В таких количествах лекарствами его еще не пичкали. Температура спала, кожа обтянула кости; он чувствовал себя, как мумия в гробнице. Но зато в назначенное время, на своих двоих, он пересек священную границу, сел в самолет, и сразу провалился в сон. Каким-то запасным сознанием он понимал, что в иллюминатор жестко светит ледяное солнце; слышал, как сосед в полосатом костюме, читавший на взлете длинный черно-желтый мусульманский календарь, резко всхрапывает и просыпается, чтобы снова уснуть, и всхрапнуть, и проснуться, а тетенька опасного, избыточного возраста продолжает тормошить напившегося мужа: муж! а муж! да очнись ты! скажи, что меня любишь.
Едва оправившись, Саларьев стал обзванивать друзей, ушедших в бизнес. Реакция была примерно одинаковой. На что — на что дать денег? на музей? искусственный, в компьютере? Полмиллиона? Паш, ты с глузду съехал! какие музеи в настоящий момент времени? тем более в компьютере. Купи себе лучше джип, трехлетку, дизель. Хочешь перегонщика дам, из надежных?
Но год от года дешевела техника; можно было обойтись без посторонней помощи. Он разработал первую свою программу, волне еще топорную, смешную. Пошел к ребятам, делавшим компьютерные игры: побей, но выучи. Лохматые ребята, сидевшие в прокуренном полуподвале на Литейном, научили. Он часами наблюдал и восхищенно слушал жреческое бормотание:
— Так-так-так, и будет нам великое счастье… здесь нужна бомба… где тут у нас война? а, вот у нас война, как же вдруг мы — и без бомбы… Поехали, ее сейчас нормолазом сделают.
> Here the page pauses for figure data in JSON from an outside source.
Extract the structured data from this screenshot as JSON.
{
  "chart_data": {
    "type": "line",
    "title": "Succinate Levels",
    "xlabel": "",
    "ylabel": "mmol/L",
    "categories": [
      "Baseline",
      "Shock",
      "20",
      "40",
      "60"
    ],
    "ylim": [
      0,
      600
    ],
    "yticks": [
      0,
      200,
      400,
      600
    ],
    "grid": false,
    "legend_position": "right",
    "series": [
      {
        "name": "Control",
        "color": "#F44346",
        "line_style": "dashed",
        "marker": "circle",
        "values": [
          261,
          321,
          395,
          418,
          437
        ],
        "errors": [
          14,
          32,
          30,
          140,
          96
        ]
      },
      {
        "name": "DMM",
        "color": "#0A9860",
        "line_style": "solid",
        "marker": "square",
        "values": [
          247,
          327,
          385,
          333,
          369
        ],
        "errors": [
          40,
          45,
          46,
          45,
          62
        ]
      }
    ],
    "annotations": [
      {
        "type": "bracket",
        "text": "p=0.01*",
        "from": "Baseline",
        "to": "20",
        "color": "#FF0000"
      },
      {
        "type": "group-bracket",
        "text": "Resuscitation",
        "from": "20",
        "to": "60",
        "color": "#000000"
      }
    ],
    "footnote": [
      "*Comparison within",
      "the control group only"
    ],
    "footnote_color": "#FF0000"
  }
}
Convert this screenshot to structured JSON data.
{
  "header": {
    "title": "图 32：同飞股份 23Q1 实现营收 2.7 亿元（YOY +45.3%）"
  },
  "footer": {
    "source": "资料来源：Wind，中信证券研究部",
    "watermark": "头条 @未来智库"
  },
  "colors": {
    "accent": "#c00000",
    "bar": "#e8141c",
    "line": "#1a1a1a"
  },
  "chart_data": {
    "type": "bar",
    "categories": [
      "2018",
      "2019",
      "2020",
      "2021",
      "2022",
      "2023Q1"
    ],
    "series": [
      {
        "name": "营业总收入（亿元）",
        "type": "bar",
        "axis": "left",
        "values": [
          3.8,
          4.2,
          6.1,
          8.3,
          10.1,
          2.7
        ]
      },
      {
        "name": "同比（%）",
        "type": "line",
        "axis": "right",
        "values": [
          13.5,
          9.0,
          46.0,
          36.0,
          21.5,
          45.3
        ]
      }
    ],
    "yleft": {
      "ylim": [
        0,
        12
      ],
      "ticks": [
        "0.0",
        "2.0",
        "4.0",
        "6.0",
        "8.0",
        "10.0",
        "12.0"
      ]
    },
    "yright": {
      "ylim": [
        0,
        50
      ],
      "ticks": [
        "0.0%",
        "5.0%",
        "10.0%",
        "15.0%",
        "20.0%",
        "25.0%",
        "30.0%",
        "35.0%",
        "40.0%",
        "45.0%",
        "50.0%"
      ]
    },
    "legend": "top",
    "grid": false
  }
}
А потом появились заказы. Скромные, на пробу. Серьезные, с размахом. И даже грандиозные, как этот.
Юлий
Они сидели в модном ресторане на крыше зингеровского особняка. Ресторан был высвечен рассудочно; на застекленный купол налипал сероватый ноябрь; было в этом что-то скандинавское, далекое. Невский двигался с одышкой, вязко, Публичка и Александринка оплывали в дымке. Павел полюбил и город, и его упрямых граждан, аристократически ленивых, с пролетарским апломбом, умных, нервных, быстро каменеющих от гнева, легко приходящих на помощь, умеющих терпеть свою судьбу и слегка презирающих этих равнодушных москвичей, которые вместо нормальных хлеба и булки едят свой черный хлеб и белый хлеб. Но ленинградский климат ненавидел. Люто. Как всякий южанин, с детства прогретый насквозь. Хуже всего в ноябре; по утрам невозможно проснуться, вечером — уснуть; кровь становится клейкой и густой, от бесконечных мокрых перепадов ветра закорачивает мысли, кажется, они перегорели и пахнут окалиной.
Павел сжал себя в кулак, сосредоточился. А Юлик ничего не замечал. Он был упитанный, в очках, со слоновьими уютными ушами; похож на мелкопоместного помещика, приехавшего в город принимать права наследства. Отстегнул сапфировые запонки, с черными брильянтами, утопленными в платину, положил в атласный футлярчик. Рукава сорочки закатал, розоватый галстук распустил, вечерний пиджак вольготно повесил на спинку. И не уставая похохатывал.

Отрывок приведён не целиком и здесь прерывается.